New Delhi, July 14 (IANS). Supporting India’s ethanol-blended E20 petrol programme, Padma Vibhushan awardee veteran scientist Dr Raghunath Anant Mashelkar on Tuesday said ethanol has already proven to be a viable transportation fuel globally and can play an important role in strengthening India’s energy security.
Speaking to IANS, Dr. Mashelkar, former Director General of the Council of Scientific and Industrial Research (CSIR), citing Brazil’s decades of experience in vehicles running on ethanol, said that this fuel is completely practical.
He said, “Vehicles have been running on ethanol in Brazil for the last 30-40 years. This experience shows that ethanol is a viable fuel.”
Dr. Mashelkar, Fellow of the Royal Society and chemical engineer, said that expanding the use of ethanol and other indigenous fuels will enable India to reduce its dependence on crude oil imports and increase self-reliance in the energy sector.
Referring to recent geopolitical tensions in West Asia, he said disruptions in global energy supply are an indication that India should rapidly adopt domestically produced alternative fuels.

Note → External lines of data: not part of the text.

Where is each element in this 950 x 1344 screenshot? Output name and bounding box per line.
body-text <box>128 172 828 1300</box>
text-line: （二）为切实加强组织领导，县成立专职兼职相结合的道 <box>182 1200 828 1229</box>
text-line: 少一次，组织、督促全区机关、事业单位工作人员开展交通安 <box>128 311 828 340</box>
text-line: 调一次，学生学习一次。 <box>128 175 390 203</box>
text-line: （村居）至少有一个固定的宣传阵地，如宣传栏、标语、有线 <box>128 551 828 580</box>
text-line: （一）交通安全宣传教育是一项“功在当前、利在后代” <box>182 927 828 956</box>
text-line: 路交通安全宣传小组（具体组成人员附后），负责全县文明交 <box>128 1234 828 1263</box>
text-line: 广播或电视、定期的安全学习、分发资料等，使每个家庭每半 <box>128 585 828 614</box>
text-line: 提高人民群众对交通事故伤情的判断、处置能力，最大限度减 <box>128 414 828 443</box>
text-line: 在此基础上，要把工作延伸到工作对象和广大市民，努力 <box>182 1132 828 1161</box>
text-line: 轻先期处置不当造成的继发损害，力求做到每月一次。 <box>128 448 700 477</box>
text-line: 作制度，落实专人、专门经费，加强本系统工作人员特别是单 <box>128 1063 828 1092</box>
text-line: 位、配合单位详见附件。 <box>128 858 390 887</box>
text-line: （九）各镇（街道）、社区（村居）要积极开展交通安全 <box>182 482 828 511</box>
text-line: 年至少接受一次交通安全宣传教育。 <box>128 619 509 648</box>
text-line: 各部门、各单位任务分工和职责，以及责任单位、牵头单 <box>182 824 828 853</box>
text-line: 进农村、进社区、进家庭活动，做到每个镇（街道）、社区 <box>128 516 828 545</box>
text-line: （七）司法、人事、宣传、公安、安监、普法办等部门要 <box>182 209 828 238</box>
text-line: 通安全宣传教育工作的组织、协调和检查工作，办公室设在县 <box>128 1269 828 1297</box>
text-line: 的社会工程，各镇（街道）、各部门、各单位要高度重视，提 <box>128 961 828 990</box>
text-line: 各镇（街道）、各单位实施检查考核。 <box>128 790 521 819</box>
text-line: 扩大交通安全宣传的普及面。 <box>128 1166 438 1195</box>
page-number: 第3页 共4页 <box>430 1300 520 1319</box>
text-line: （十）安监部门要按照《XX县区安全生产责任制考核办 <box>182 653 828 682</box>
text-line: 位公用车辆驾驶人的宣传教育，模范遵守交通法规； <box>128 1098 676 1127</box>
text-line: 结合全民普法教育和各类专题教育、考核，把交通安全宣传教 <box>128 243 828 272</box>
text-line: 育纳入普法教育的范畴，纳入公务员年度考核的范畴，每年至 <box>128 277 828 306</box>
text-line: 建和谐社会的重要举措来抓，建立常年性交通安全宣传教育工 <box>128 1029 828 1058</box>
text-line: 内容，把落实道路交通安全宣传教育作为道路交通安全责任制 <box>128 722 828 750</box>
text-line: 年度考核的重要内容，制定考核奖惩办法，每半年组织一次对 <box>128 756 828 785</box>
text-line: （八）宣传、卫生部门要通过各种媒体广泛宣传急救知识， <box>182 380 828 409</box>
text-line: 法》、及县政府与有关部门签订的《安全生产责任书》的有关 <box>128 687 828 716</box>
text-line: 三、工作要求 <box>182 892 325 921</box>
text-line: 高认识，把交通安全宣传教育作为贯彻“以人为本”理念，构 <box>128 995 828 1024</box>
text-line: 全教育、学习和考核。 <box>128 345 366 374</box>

He said, we have to become self-reliant. We should prepare our own fuel. Dependence on imported energy makes any country more vulnerable to conditions such as global conflicts and supply disruptions.
While strongly supporting ethanol, Dr. Mashelkar said that India should simultaneously work on other clean fuel options. These include methanol, dimethyl ether (DME), compressed biogas (CBG) and biomass-based green hydrogen.
“I’m not just talking about ethanol. We have to look at all these alternative fuels,” he said.
He further said that biomass should be made the key feedstock in India’s clean energy transition.
He said, “Biomass is produced only from the energy of the sun. Therefore, biomass should be our main feedstock, from which we can prepare different types of fuels.”
Dr. Mashelkar said barren and semi-barren lands can be used for cultivation of energy crops like Napier grass. This will make it possible to produce CBG and green hydrogen, while having no negative impact on agricultural land used for food production.